The Institute for Public Policy Research (IPPR) argues that help tends to be targeted towards highly skilled workers in advanced manufacturing and yet the low-paid employees in bars and at checkouts could be the key to sustaining the UK’s recovery.
As a spokesman for the Institute said, while manufacturers often have a strong incentive to improve their performance in a bid to compete with more efficient foreign firms, the same pressure does not exist across large parts of the domestic service sector economy. The IPPR is therefore calling on the Government to think more carefully about how its spending can help to boost productivity in these sectors.
The UK’s productivity expanded at an average annual rate of 2.3 per cent in terms of worker output-per-hour in the years between 1979 and 2007, which helped to drive rising living standards. However, since 2007 this has fallen by an average of 0.1 per cent.

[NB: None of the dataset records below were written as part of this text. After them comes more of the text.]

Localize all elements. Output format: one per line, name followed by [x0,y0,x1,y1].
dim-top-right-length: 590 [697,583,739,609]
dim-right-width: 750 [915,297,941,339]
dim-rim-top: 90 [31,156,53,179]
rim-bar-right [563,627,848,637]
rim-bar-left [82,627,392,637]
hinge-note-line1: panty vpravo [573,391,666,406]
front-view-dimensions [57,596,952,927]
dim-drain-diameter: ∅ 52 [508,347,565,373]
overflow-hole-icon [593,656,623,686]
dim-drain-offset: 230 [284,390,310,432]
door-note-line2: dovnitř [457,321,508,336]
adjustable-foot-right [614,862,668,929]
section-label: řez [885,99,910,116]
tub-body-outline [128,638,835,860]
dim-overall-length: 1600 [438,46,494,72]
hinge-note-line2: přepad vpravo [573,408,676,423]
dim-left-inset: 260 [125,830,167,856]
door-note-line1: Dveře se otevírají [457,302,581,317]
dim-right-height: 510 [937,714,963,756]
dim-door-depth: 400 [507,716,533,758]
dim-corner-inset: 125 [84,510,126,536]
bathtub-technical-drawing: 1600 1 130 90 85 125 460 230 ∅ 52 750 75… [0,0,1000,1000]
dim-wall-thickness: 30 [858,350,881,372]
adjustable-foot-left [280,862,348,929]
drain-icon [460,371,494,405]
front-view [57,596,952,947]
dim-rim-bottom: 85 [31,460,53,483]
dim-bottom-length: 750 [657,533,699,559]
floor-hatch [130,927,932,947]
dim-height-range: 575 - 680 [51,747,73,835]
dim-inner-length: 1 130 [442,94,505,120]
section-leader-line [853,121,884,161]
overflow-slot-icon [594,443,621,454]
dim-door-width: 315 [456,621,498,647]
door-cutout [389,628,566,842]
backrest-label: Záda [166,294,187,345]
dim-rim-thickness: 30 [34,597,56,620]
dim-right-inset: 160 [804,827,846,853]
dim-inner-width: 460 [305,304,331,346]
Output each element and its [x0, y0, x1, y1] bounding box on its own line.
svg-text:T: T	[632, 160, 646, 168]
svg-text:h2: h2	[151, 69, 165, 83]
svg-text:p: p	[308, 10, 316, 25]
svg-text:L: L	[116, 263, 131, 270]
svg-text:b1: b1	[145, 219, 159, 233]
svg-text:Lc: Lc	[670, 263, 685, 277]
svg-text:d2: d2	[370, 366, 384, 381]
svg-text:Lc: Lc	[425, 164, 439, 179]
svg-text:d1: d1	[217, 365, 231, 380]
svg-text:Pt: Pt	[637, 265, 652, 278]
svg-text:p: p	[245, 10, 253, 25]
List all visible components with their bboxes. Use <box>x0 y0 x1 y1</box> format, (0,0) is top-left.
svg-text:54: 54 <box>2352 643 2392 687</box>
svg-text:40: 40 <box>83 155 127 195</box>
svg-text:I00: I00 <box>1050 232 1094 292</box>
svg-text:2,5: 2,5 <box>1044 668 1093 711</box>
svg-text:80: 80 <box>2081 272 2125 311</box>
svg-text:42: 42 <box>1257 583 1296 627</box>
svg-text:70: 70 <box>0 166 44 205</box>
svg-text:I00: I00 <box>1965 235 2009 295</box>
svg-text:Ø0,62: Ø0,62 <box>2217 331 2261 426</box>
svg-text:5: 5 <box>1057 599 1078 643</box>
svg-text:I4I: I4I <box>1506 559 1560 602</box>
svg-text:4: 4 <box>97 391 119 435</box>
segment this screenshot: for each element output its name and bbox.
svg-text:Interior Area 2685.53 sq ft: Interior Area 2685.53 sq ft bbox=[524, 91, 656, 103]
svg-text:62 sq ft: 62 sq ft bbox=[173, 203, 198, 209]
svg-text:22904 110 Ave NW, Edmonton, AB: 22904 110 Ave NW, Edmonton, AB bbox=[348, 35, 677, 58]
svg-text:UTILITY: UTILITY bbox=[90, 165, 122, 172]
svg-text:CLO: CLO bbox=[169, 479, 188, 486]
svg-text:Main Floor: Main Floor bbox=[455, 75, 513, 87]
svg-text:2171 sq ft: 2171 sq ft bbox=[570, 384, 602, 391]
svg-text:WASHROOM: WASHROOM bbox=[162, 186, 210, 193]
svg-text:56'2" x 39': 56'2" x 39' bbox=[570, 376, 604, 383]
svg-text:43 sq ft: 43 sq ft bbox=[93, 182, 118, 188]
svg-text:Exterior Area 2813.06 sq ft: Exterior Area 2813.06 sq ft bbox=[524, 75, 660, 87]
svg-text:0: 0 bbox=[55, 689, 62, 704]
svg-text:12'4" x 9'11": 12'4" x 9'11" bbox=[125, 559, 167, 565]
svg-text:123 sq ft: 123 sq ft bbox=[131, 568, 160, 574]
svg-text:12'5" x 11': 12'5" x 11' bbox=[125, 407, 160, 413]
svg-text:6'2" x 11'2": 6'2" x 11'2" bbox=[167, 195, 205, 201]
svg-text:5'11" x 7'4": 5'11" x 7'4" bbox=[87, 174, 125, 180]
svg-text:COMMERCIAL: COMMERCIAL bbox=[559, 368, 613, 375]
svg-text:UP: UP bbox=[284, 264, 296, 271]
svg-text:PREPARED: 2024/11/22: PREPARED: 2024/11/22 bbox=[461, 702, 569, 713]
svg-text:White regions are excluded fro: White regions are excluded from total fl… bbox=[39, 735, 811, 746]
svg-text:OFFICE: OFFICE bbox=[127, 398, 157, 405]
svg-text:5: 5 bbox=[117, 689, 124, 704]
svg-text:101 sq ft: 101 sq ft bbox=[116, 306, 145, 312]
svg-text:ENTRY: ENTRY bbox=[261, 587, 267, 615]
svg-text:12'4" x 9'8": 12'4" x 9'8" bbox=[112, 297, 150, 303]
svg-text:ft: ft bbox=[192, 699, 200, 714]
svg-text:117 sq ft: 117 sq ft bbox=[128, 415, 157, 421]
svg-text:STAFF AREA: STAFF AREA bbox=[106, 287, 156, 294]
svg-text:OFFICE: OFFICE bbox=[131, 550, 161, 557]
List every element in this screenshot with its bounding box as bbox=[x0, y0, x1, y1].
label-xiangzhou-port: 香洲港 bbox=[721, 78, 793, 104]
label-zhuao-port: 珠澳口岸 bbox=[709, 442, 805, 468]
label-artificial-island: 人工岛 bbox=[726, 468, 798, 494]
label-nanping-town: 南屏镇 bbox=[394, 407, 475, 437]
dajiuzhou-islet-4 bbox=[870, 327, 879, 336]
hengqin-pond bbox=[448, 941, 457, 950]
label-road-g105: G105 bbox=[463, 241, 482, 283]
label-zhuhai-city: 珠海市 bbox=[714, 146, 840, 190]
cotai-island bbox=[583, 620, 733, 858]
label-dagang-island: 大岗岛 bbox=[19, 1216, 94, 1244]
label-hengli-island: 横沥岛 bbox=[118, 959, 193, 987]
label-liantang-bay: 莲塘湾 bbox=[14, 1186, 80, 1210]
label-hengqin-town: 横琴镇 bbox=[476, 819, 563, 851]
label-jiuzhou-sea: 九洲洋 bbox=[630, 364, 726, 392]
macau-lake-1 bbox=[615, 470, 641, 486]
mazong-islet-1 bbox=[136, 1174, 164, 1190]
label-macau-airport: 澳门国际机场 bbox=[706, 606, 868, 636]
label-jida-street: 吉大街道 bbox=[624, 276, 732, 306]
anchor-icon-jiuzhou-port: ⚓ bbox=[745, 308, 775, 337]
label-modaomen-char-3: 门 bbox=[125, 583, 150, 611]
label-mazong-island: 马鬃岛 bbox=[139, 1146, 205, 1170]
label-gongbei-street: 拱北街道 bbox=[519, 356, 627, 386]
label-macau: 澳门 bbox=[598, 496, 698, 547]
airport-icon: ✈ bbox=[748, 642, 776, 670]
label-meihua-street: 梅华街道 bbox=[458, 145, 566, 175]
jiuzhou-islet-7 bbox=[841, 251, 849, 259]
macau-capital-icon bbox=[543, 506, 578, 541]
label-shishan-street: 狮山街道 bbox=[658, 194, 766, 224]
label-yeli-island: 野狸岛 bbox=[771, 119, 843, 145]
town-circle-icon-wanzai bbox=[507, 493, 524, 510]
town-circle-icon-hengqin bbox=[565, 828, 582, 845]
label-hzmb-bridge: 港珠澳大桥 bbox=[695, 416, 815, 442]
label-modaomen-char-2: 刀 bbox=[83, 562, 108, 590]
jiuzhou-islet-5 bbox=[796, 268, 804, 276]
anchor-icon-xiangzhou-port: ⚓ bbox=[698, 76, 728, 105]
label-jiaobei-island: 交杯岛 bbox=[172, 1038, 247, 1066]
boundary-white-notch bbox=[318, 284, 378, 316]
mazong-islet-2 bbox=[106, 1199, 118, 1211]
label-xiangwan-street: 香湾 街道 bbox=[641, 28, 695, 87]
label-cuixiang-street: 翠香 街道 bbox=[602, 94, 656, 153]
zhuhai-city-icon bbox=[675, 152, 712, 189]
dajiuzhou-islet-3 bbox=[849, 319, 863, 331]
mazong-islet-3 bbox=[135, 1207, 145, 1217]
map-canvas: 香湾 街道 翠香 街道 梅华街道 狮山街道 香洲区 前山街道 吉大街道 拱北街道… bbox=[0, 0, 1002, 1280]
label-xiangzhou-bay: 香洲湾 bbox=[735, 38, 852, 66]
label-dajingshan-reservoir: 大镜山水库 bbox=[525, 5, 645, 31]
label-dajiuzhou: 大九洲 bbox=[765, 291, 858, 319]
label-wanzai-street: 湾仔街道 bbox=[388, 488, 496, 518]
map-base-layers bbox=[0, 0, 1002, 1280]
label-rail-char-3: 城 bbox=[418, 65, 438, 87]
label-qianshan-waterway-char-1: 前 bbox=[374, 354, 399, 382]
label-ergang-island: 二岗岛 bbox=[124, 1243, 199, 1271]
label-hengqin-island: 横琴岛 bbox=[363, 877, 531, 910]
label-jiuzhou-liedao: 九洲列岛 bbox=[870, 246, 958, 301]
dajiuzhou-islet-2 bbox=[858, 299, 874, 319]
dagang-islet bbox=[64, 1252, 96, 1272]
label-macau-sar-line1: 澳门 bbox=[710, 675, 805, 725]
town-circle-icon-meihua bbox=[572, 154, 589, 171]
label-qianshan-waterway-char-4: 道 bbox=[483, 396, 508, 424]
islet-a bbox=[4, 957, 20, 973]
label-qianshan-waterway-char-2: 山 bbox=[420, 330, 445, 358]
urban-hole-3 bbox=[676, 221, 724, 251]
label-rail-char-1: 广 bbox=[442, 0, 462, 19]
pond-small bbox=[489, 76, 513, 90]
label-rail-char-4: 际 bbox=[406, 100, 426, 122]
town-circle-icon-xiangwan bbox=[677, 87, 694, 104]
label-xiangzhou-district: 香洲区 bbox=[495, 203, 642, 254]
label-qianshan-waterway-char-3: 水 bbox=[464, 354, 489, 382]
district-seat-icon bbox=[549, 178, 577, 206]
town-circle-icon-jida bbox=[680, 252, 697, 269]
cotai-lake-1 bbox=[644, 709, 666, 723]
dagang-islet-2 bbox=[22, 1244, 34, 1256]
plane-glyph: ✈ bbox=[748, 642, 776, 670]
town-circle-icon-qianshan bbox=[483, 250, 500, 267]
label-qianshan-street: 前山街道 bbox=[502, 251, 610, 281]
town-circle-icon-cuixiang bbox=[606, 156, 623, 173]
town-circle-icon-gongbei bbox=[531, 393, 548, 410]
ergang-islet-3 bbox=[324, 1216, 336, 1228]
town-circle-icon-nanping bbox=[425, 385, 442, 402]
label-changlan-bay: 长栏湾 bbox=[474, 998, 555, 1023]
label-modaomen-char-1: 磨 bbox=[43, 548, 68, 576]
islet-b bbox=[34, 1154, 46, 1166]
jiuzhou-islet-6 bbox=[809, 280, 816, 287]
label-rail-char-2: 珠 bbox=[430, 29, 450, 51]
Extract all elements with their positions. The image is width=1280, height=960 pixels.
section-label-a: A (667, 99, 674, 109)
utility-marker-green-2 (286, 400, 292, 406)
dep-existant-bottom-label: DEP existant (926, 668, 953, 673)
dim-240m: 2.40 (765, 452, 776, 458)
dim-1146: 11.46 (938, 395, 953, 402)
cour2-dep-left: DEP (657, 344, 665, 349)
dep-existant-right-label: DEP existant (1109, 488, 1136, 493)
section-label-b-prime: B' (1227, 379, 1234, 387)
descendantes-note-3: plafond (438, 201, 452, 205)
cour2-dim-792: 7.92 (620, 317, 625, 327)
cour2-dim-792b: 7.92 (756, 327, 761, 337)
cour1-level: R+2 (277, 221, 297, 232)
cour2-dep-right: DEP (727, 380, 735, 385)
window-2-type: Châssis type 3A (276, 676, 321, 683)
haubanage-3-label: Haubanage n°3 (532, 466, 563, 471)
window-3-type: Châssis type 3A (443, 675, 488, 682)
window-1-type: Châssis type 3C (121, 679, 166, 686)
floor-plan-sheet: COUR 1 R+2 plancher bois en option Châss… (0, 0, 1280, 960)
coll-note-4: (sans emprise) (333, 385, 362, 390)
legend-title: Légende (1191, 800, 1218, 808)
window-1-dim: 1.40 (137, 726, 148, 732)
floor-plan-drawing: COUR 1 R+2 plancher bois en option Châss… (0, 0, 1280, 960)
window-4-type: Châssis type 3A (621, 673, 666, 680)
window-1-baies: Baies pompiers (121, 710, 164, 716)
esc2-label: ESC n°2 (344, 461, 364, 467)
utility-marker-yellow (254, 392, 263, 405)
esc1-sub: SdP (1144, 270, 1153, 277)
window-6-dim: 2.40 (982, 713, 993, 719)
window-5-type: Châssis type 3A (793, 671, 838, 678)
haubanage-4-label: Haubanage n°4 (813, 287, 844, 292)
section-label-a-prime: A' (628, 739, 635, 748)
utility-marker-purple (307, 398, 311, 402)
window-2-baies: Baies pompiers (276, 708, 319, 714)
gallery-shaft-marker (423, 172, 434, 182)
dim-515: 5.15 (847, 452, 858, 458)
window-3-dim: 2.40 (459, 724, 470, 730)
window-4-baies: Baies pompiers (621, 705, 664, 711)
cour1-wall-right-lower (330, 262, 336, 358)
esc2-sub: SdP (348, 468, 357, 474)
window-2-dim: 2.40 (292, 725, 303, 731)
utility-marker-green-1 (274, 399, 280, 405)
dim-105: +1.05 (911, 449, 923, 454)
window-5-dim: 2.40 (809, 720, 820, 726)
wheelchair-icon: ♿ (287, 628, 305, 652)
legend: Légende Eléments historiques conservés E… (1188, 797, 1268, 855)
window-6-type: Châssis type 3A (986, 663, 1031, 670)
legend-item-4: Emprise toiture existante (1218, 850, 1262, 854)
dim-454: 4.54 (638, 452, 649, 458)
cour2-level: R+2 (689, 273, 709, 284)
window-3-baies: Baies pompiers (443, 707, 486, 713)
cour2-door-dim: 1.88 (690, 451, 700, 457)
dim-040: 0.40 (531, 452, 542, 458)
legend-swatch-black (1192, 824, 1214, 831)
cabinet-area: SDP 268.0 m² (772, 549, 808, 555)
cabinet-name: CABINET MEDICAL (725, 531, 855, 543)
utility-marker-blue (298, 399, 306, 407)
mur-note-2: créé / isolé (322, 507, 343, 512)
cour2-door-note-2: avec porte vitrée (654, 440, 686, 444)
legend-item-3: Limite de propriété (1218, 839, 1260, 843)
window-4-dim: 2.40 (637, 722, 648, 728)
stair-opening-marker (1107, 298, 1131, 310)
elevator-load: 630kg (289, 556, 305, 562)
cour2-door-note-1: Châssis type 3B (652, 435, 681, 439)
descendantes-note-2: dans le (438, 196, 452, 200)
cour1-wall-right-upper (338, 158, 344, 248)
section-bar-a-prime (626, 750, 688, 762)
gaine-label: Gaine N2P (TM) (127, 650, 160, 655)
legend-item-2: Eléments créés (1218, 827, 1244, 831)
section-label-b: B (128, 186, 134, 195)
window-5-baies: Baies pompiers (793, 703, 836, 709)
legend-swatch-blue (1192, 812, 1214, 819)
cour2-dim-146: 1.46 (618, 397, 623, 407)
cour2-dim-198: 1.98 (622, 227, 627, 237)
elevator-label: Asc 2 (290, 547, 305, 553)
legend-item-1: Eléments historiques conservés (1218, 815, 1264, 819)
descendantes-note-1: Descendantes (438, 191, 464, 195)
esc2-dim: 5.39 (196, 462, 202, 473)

This unexpected failure of output-per-hour to rebound after the financial crisis has been called the “productivity puzzle”. This is partly blamed on collapsing productivity in the North Sea oil sector and in the financial sector. Meanwhile, several other sectors including retail and transport also saw productivity fall sharply when the crash happened.
However, since the recovery got underway in 2011, another important explanation for the productivity puzzle has been the rapid rise in employment in relatively low-productivity sectors. Therefore, raising the minimum wage to £9 by 2020 could help by giving firms an incentive to invest in technology and training to get more out of their lower-paid staff.